Menuntut Keras! Pejabat Pelihara Satwa Langka Dilindungi, Jokowi Diminta Tegas dan Lakukan Ini


    SURATKABAR.ID – Mengkritik perilaku para pejabat yang memelihara satwa langka, sebuah petisi atas nama Koalisi Peduli Satwa Dilindungin Indonesia pun muncul di situs change.org. Beberapa hal yang menjadi tuntutan petisi ini salah satunya adalah meminta Presiden Joko Widodo untuk memberi teguran keras kepada pejabat-pejabat tersebut.

    “Pak Jokowi harus buat surat edaran/ teguran keras ke pejabat-pejabat di level Menteri dan Gubernur agar tidak pelihara satwa dilindungi,” katanya, dikutip dari tempo.co.

    Koalisi Peduli Satwa Dilindungi Indonesia ini menyesalkan perilaku Menteri Lingkungan Hidup dan Kehutanan, Siti Nurbaya, yang mana seharusnya melarang memelihara satwa langka dilindungi justru dirinya sendiri memelihara.

    Sejumlah pejabat lain yang menjadi sorotan koalisi ini di antaranya adalah Ketua MPR Zulkifli Hasan, Wakil Ketua DPR Fadli Zon, dan anggota DPR Bambang Soesatyo.

    “Katanya sih, pejabat-pejabat ini sudah punya izin.
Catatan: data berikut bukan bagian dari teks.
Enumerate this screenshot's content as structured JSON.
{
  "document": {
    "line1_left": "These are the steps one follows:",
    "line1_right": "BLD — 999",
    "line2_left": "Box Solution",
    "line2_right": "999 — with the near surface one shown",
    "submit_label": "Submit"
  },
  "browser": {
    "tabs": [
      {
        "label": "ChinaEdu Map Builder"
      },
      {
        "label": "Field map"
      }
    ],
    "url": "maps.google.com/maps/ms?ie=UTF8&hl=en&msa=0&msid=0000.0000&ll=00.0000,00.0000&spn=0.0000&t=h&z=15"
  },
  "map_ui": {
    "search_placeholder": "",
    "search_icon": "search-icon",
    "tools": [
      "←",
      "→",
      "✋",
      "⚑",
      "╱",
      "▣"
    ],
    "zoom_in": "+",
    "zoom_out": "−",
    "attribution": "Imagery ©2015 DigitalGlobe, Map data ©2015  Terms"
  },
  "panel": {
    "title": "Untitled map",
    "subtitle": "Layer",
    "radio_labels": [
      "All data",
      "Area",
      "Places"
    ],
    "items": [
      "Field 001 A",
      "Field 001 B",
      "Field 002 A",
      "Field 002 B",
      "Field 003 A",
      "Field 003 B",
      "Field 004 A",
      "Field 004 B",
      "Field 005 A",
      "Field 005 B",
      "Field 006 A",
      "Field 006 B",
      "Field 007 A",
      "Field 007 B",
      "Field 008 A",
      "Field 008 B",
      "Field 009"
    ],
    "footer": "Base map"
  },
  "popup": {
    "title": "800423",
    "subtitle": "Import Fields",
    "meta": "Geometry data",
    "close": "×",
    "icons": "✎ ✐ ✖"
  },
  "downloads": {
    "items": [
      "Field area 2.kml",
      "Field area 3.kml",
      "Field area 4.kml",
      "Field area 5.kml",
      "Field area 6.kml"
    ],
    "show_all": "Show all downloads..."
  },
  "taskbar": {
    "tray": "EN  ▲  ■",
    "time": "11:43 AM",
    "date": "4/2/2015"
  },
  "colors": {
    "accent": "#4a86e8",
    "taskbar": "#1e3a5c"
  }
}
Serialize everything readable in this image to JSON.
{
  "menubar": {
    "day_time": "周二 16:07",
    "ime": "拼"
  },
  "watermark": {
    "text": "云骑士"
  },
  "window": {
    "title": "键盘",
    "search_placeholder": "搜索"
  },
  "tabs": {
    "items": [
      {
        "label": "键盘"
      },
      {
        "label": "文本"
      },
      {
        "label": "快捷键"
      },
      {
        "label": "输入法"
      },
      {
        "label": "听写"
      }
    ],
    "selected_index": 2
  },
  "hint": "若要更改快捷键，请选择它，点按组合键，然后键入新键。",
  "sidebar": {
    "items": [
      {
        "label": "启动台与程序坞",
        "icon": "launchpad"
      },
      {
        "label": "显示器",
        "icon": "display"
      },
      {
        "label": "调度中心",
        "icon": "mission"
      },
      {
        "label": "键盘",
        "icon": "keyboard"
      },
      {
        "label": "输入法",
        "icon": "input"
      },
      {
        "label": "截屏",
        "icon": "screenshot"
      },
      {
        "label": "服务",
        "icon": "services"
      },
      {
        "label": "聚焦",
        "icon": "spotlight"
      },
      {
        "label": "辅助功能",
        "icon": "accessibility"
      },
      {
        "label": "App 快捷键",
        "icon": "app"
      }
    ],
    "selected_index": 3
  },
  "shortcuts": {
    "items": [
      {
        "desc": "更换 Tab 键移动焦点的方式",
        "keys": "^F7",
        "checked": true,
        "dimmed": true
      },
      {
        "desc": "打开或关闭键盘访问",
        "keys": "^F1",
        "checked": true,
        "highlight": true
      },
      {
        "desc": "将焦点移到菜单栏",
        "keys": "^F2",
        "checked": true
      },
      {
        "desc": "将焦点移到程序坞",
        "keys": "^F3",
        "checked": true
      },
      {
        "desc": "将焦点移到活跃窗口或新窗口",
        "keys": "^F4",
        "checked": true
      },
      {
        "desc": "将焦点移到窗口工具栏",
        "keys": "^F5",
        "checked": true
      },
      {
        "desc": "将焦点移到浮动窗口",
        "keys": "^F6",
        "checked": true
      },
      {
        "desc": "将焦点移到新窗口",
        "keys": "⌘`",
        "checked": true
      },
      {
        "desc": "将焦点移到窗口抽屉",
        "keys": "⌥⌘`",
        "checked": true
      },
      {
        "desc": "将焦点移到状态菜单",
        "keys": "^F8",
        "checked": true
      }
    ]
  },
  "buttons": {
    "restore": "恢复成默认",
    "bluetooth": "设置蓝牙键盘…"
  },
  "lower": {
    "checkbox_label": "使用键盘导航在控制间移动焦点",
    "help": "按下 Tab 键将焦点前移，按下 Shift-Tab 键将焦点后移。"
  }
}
Tapi apa betul begitu? Menurut hasil investigasi majalah Tempo edisi 4447.20-26 ‘Main Satwa Pejabat Kehutanan’ justru sebaliknya,” tulis koalisi tersebut.
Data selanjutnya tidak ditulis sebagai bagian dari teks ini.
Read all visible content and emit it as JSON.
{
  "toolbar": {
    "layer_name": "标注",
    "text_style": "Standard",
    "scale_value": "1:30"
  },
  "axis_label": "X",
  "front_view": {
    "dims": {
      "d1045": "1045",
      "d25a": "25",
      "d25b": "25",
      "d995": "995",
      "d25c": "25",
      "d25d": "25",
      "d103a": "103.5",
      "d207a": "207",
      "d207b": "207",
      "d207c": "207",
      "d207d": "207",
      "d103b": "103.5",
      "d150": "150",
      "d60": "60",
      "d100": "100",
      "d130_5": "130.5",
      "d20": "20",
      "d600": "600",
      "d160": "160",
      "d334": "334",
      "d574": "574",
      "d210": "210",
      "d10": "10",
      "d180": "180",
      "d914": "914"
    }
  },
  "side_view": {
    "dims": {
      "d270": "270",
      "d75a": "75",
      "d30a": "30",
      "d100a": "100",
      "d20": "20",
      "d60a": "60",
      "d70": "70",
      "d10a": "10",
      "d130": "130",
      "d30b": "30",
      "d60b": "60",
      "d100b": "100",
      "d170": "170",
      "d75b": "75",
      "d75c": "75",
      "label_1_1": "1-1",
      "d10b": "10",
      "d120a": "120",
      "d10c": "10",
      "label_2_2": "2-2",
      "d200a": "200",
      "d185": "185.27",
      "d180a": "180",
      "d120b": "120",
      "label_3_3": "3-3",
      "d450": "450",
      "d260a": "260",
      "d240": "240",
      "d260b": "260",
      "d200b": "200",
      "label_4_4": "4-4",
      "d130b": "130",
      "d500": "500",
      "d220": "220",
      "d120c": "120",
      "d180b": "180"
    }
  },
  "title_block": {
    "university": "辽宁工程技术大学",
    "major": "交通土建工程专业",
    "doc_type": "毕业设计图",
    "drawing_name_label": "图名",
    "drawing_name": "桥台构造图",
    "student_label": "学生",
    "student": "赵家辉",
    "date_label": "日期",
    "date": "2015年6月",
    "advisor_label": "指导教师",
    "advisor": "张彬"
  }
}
    Seperti diberitakan tempo.co, koalisi ini mencatat bahwa berdasarkan investigasi Tempo, Siti Nurbaya memelihara merak hijau, kakatua jambul kuning dan bayan di rumahnya. Padahal, hal tersebut dilarang Undang-Undang Nomor 5 Tahun 1990 tentang Konservasi Sumber Daya Alam dan Ekosistemnya.

    Undang-Undang Nomor 5 Tahun 1990 itu juga telah dijabarkan secara jelas dalam Peraturan Pemerintah No. 7 Tahun 1999 terkait dengan jenis satwa yang dilindungi dan mekanisme perizinan yang ketat.
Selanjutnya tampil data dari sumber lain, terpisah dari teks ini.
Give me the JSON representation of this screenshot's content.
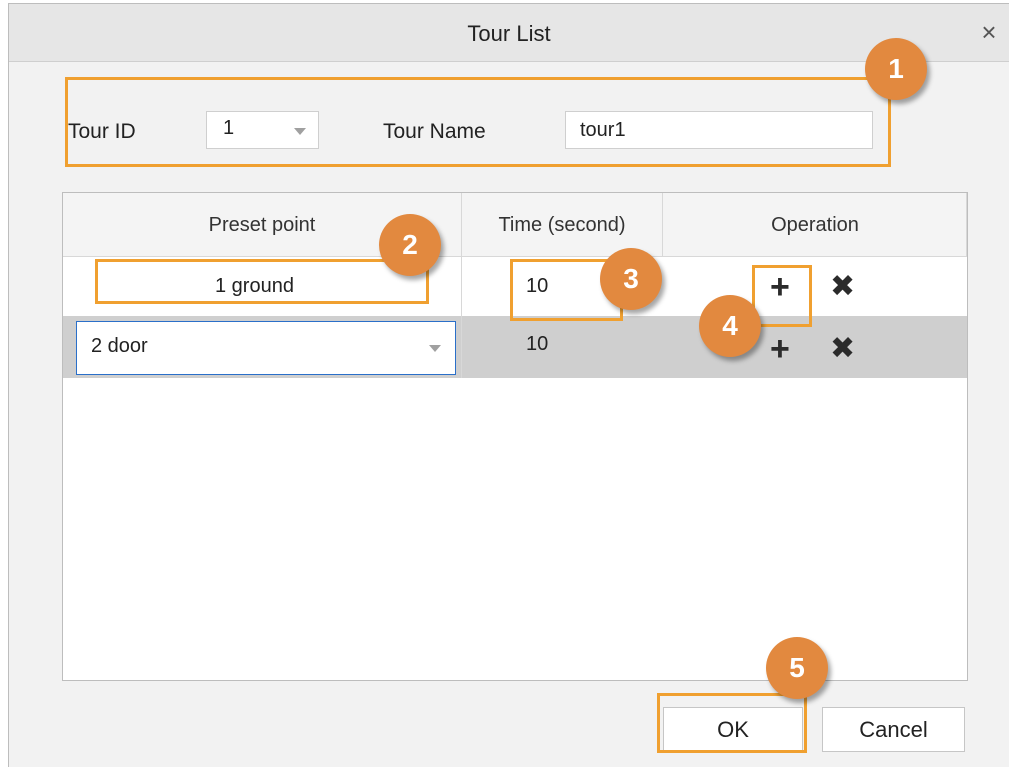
{
  "dialog": {
    "title": "Tour List",
    "close_icon": "×"
  },
  "form": {
    "tour_id_label": "Tour ID",
    "tour_id_value": "1",
    "tour_name_label": "Tour Name",
    "tour_name_value": "tour1"
  },
  "table": {
    "headers": [
      "Preset point",
      "Time (second)",
      "Operation"
    ],
    "rows": [
      {
        "preset": "1  ground",
        "time": "10"
      },
      {
        "preset": "2  door",
        "time": "10"
      }
    ],
    "add_icon": "+",
    "delete_icon": "✖"
  },
  "buttons": {
    "ok": "OK",
    "cancel": "Cancel"
  },
  "callouts": [
    "1",
    "2",
    "3",
    "4",
    "5"
  ],
  "colors": {
    "highlight": "#f0a030",
    "badge": "#e2893f",
    "selected_row": "#cfcfcf",
    "focus_border": "#2a6fc9"
  }
}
    “Dengan jabatan dan kekuasaan yang dimiliki, perkara mendapat izin mungkin bukan masalah sulit buat para pejabat. Tapi selain itu, apakah etis pejabat negara yang mestinya beri teladan malah ‘melindungi’ satwa langka di halaman rumah sendiri?” lanjut tulis Koalisi Peduli satwa Dilindungi Indonesia dalam pernyataan petisinya.

    Baca Juga: Memilukan! Ini Pesan Terakhir Wanita Penjaga Rumah Kos yang Jasadnya Digerogoti Anjing

    Lebih dalam terkait hal ini, seperti dari hasil investigasi Majalah Tempo, dikatakan bahwa penyidik Kementerian Lingkungan Hidup dan Kehutanan serta kepolisian mengaku sering menemui jalan buntu ketika menelusuri hasil sitaan satwa dilindungi.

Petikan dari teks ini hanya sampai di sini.